Boards Need Strategic Goals to Add Value

View from the Board Chair

By Fred DuVal    //    Volume 32,  Number 1   //    January/February 2024

“There just isn’t enough board time.” How often have we all heard that? After all, the agenda of necessary and compelling board topics only seems to grow.

Then there is the annual year-end review when we wonder, “Where did our time go?” and “Did we accomplish our goals?”

And that begs the question: Do we actually have goals?

Asking Ourselves the Right Strategic Questions

As governing boards, we spend an enormous time assessing presidential and institutional performance and not enough time doing board self-assessment. It is worth asking, “Is the way we spend our time in alignment with what we seek to accomplish?”

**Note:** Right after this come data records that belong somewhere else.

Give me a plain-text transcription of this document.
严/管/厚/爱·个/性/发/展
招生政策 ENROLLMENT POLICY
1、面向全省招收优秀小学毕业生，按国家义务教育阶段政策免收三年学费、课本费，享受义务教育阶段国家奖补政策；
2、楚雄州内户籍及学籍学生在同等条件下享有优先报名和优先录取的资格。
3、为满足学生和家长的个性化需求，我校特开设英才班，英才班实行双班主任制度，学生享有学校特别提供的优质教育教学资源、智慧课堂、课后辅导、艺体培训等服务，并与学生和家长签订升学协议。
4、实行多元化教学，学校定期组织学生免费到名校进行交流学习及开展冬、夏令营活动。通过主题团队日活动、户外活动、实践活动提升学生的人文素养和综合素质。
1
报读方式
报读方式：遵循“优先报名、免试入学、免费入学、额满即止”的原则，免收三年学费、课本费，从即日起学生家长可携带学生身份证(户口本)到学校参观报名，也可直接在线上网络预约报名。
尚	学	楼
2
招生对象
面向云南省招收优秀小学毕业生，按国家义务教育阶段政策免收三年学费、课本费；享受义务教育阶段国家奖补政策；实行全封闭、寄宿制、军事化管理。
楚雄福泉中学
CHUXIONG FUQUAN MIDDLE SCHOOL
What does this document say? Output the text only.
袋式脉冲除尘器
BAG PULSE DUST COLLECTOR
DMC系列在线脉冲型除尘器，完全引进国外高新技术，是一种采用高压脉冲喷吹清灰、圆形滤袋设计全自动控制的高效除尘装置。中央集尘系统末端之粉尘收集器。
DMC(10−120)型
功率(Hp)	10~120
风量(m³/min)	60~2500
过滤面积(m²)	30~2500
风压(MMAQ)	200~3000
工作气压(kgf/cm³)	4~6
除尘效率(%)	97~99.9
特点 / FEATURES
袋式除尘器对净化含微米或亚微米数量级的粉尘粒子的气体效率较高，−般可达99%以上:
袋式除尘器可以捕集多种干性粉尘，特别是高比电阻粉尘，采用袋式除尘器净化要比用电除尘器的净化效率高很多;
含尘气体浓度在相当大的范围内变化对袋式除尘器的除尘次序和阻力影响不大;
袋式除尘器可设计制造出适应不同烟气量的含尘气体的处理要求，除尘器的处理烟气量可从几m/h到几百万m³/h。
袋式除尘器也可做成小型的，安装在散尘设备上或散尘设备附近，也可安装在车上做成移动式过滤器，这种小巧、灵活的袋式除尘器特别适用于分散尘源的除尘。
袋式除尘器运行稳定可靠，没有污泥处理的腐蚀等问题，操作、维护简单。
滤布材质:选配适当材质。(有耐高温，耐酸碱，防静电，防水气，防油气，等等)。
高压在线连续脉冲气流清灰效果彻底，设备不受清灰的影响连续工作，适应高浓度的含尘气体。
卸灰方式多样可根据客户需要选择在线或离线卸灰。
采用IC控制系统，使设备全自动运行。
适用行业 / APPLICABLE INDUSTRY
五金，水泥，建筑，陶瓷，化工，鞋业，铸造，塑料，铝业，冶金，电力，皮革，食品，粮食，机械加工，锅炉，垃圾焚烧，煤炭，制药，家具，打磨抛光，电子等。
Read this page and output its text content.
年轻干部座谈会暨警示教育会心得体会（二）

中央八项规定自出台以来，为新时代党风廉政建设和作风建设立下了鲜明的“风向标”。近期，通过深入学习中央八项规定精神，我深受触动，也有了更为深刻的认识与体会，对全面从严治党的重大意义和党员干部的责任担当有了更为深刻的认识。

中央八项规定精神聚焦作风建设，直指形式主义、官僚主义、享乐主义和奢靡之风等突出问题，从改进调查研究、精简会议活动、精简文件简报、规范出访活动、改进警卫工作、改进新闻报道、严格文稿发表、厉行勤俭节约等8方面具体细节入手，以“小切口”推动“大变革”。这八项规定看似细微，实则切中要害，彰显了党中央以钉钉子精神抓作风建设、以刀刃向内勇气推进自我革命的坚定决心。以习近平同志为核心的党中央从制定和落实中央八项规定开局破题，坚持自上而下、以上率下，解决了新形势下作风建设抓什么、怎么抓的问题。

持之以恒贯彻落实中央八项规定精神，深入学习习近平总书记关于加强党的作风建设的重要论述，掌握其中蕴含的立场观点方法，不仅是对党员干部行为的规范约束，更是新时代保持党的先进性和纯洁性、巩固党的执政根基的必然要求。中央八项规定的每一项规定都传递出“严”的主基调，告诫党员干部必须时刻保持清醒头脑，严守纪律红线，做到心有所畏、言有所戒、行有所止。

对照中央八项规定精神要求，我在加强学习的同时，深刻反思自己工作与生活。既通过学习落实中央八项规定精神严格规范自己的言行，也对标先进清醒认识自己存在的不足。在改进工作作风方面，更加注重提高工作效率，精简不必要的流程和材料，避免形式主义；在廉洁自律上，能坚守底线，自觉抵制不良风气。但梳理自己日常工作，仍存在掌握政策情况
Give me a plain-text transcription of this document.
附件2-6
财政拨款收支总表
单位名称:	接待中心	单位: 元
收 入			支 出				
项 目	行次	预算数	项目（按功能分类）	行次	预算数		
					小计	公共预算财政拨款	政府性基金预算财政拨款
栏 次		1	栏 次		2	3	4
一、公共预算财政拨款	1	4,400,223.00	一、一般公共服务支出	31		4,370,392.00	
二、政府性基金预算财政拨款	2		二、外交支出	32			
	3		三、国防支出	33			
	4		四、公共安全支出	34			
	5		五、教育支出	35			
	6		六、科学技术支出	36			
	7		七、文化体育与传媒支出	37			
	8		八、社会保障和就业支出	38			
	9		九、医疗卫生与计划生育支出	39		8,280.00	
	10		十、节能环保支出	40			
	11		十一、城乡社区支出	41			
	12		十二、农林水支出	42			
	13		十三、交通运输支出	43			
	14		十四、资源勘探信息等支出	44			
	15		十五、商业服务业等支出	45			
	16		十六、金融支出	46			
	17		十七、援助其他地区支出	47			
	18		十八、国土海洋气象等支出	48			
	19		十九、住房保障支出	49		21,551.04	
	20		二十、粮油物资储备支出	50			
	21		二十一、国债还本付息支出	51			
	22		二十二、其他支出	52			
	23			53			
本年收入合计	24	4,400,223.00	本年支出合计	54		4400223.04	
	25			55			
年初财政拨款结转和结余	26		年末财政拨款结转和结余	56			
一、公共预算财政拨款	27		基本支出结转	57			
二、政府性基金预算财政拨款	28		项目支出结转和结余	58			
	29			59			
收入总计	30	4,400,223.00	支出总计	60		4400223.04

In Arizona, the Board of Regents was established in the 1910 state constitution when there was one university and 27 students. Today, the same board size of 10 individuals governs three independent and very different universities—the University of Arizona (UArizona), Arizona State University (ASU), and Northern Arizona University (NAU)–with a combined student population of more than 220,000. We also govern their three foundations, two medical schools, and a myriad of P3s and strategic partnerships.

The growth of our board agendas reflected this increasing size and complexity. We would spend our 24 days of annual board time hearing reports and rubber-stamping an ever-expanding array of initiatives and programs. The board meeting books often exceeded 400 pages.

We were effectively monitoring our universities, selecting and accessing presidents, managing controversies, and playing endless defense in the public square. We were reacting to events and the institutional presidents’ decisions.

But were we optimizing our leadership role? No.

So we stopped and did a reset. We first asked: What do we want to accomplish? And what is the state of Arizona expecting of us?

That produced some answers and helped us identify several key initiatives.

We analyzed the workforce gaps in Arizona—for which we are responsible—and recognized that we needed a significant increase in engineers, doctors, nurses, and teachers.

We looked at our various institutions and their educational offerings. Arizona has three R1 research universities and 15 community colleges but nothing in between that is accessible and focused exclusively on classroom learning. A third, lower-priced option was clearly required.

Arizona has a growing nationally competitive posture in the life sciences, and the universities’ assets are drivers of it, but the programs in those fields are diffused.

Our degree attainment rate was stagnant and needed significant improvement.

And like so many other state universities, our public and political support was waning.

Making Changes to Focus on What Matters Most

We reset our intentions and our organizational design to address them. We took three steps to do this:

  1. We merged all our operational and governance committees into one mega Committee of the Whole which, with a high expectation that board members will still read all the necessary material, conducts most of its work through consent agendas.
  2. We created a Strategic Affairs Committee to focus on refreshing goals and strategies with a decade-long horizon and meeting the moment of higher education disruption and change that confronts us all. And it intentionally includes time on the agenda for open and regular discussion of self-assessment and priorities.
  3. We assigned a lead regent to each of the five identified initiatives.

The results? One year later, we have publicly announced plans to grow the College of Medicine at UArizona, while starting two new medical schools (one at ASU focused on the engineering of medicine and one at NAU that concentrates on rural and tribal general practitioners). We are also planning a significant expansion of our nursing schools, have set out to build the largest engineering school at ASU, and have grown an Arizona Teachers Academy with tuition support.

We have blessed NAU to pioneer a more affordable four-year “state college priced offering.”

We have begun to collaborate with the governor and all the life sciences partners in the state on a new and more effectively coordinated effort to push Arizona forward in bioscience.

In addition, we have built a self-funded Arizona Promise Program for college scholarships and secured some initial state support to bring it to scale, whether through the legislature or on the ballot.

Finally, we have committed to a sustained political effort to build allies and tell a better story.

Long-Term Strategies for Meaningful Goals

This approach is not without risks. We live with the anxiety that we will fail to meet our fiduciary duty—particularly around finances. And, frankly, the recent revelation of a significant budget shortfall at UArizona starkly reminded us of that concern.

But at the same time, we have created an environment that is attractive to strong presidents, as it gives them a maximum of managerial discretion and a minimum of operational intrusion.

It has also repositioned our board as a fiduciary leader in meeting state needs as our Constitutional framers envisioned. And it has given us positive momentum with the public for the support we need to build the higher education system our taxpayers deserve.

Fred DuVal is chair of the Arizona Board of Regents, serving his second term as a regent having been appointed by both Democratic and Republican governors. He is a former member of the AGB Board of Directors.